O rei João I estava pessoalmente inclinado em direcção ao projecto, mas morreu no ano seguinte antes de que mais passos tivessem sido dados. O seu filho mais velho e sucessor, D. Duarte, colocou o projecto de lado, mas Henrique continuou a insistir na ideia. A influência de Henrique foi notória quando conseguiu que o seu irmão mais novo, o infante D. Fernando o apoiasse. D. Fernando encontrava-se insatisfeito com as suas parcas posses de terras em Portugal e estava desejoso de se apoderar de mais terras além-mar. Em 1435, D. Henrique e D. Fernando informaram o rei D. Duarte que iriam por suas próprias expensas liderar a campanha em Marrocos se assim tivesse de ser, levando consigo as ordens militares de que eram líderes: Henrique da Ordem de Cristo e Fernando da Ordem de Avis D. Duarte, então apoiado pelos restantes irmãos, tentaram dissuadi-los, e mais uma vez sugeriram a Henrique e Fernando proporem a causa a Castela. Desta vez, no entanto, Henrique conseguiu um aliado improvável, a rainha Leonor de Aragão. Para além de ser a irmã dos infantes rebeldes de Aragão, Leonor não possuía desejo de ver exércitos portugueses aliarem-se ao reino de Castela, inimigo de Aragão, de forma que insistiu junto do rei no sentido de autorizar a expedição marroquina. O que fez a diferença na decisão do rei de apoiar foi a promessa de D. Henrique de perfilhar o seu filho mais novo, D. Fernando duque de Beja, e mais tarde duque de Viseu, como único herdeiro de todos os seus bens e posses, de forma de retirar a responsabilidade do rei de ter de lhe assegurar a herança. Henrique concordou e escreveu testamento no sentido do jovem sobrinho ser o seu único herdeiro em Março de 1436, e no mesmo instante D. Duarte começou a tratar dos preparativos da expedição.

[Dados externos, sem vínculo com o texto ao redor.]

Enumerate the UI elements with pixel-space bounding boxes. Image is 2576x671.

Em Março de 1436, D. Duarte e D. Henrique deram início aos primeiros planos no sentido de conquistar Tânger, Alcácer-Ceguer e Arzila. O exército total seria composto de 14 000 homens - 4 000 a cavalo a 10 000 a pé. (Ou, mais precisamente de acordo com Pina: 3 500 cavaleiros, 500 arqueiros a cavalo, 7 000 soldados a pé, 2 500 arqueiros e 500 auxiliares. Foram então enviados emissários a portos de Inglaterra, Castela, Flandres e norte da Alemanha no sentido de adquirir barcos de transporte e mantimentos suplementares.
Em meados de Abril seguinte, o rei D. Duarte convocou as Cortes em Évora no sentido de juntar fundos para a expedição. A proposta foi recebida com ceticismo. Os financiadores manifestaram-se em grande medida contra a expedição. De qualquer das formas, as Cortes votaram a favor de um subsídio modesto, o qual no entanto mesmo assim recebeu contestação.